How Blockchain Enhances Copyright Protection in AI Model Workflows

cover
17 Sept 2024

Abstract and I. Introduction

II. Preliminaries

III. Proposed Design: IBis

IV. Detailed Construction

V. Implementation on DAML

VI. Evaluation

VII. Conclusion and References

II. PRELIMINARIES

A. Background

AI model training. In general, the training process for AI models is continuous and iterative, containing training, retraining, and fine-tuning [29]. As seen in Fig.1, training begins with data collection, where initial training datasets are gathered through data scraping. These datasets are then fed into the model training step, where a preliminary model is trained. To ensure the model remains effective and up-to-date, it undergoes periodic retraining with newly collected data, allowing it to adapt to new information. Additionally, a model may undergo a fine-tuning phase, where it is slightly retrained to meet specific domain requirements, enhancing its accuracy and relevance for targeted applications.

Fig. 1: Typical AI model training process.
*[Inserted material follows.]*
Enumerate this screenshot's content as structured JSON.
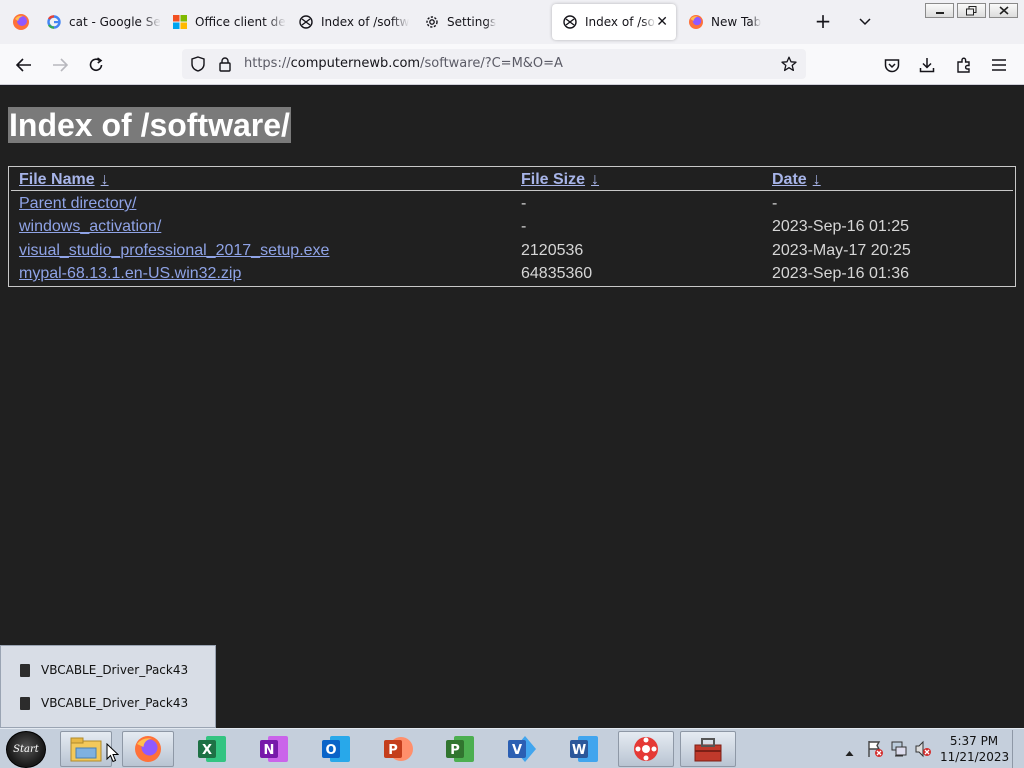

Copyrights. Copyright grants creators exclusive rights to their original expressions such as literary, artistic, and musical works. This legal framework safeguards creators’ rights, allowing them to control how their work is used, reproduced, and distributed.

Copyright protection is automatic upon creation, but it is implicit, requiring additional steps for proper protection. First, registering the work with the copyright office offers authoritative legal evidence of ownership and eligibility for statutory damages in case of infringement. Second, adding a copyright notice (©) with the creator’s name and the year of creation informs others of the copyright claim [30], akin to a signature on a picture. Additionally, NFTs [31] offer a novel method for embedding ownership of digital art via blockchain technology, with ownership automatically claimed upon minting.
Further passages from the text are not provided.